The voice of Bobby Burgos approached as if arguing with itself. Not until the voice reached the car did Wes hear Babe’s hoarse replies. “I’ll whip your ass. I’m not going to let you behind that wheel. I’ll take you on right now. Put up your hands. Don’t you believe me? I’m not going to let you behind that wheel. It’s Ruben’s car, I can’t be responsible for letting you behind that wheel. I’m sorry, old buddy, but that’s the way it is.” The interior light came on and as Babe crawled in, Burgos gave him a shove that sent him across the seat and against Ernie Munger, who sat suddenly upright.

“Don’t get smart,” warned Babe.

“Just shut up.” The door slammed. In a moment the engine started.

“Don’t drive too fast, Burgos. I’ll nail you one.”

“Man, I’m not going to drive fast. You’re the one was driving too fast.”

“I wasn’t driving fast.”

“Hundred’s pretty fast.”

“I wasn’t going a hundred.”

“You were all over the road. You’re drunk as a pig.”

“What? What am I? What did you say to me?” asked Babe. And they were off again down the highway, Buford’s small lax body vibrating against Wes in the drone of the motor that for moments faded to silence as if the car were still back in the parking area outside the bar with the blue neon sign.

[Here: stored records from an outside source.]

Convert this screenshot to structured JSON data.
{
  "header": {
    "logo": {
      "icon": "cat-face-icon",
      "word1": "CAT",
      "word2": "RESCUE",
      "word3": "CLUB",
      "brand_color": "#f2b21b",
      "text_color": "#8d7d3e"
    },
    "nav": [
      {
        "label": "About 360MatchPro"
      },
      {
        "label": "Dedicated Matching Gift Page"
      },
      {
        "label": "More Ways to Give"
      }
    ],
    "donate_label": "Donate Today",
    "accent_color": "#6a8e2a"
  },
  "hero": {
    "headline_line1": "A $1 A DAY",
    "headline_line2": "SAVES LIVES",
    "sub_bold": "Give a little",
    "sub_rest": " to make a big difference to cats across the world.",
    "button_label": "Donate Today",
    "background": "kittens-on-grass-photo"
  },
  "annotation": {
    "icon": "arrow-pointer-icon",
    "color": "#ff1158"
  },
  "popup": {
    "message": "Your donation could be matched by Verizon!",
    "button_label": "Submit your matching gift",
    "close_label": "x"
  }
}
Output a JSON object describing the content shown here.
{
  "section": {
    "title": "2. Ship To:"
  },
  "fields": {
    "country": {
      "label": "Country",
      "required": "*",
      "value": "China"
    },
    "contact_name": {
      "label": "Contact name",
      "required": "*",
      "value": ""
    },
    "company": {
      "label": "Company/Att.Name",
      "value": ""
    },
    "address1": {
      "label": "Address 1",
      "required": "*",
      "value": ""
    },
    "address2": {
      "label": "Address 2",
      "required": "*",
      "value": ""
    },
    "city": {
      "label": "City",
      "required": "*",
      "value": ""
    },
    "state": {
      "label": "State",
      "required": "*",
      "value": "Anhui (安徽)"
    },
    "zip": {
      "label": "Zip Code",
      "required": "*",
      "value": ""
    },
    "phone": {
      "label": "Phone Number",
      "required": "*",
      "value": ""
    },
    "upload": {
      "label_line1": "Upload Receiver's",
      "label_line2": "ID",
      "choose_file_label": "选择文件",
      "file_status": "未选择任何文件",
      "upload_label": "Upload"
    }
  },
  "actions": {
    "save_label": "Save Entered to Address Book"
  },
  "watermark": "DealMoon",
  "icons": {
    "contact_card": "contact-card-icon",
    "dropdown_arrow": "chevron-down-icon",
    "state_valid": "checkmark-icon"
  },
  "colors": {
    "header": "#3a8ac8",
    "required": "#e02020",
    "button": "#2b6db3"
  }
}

Wes awoke on a street of small frame houses. The driver’s seat was empty. All was silent except for the snores and snuffles of damaged noses. Shivering from the cold, his mind stark and confused, Wes got out to look up and down the wet street for Bobby Burgos. There was nowhere he could have gone, no bar or café or gas station, not even a lighted porch. Wes found himself at the corner looking down another street just as deserted. He looked back at the car; there was no one in sight anywhere. Burgos had vanished. A heavy mist was falling, making a nimbus around each streetlight. His face wet, his straightened hair standing upright from moisture and sleep, Wes looked up at the low, drizzling sky. Where he was he had no idea, but it was a town he had never seen before. He returned to the car and waited behind the steering wheel for Burgos.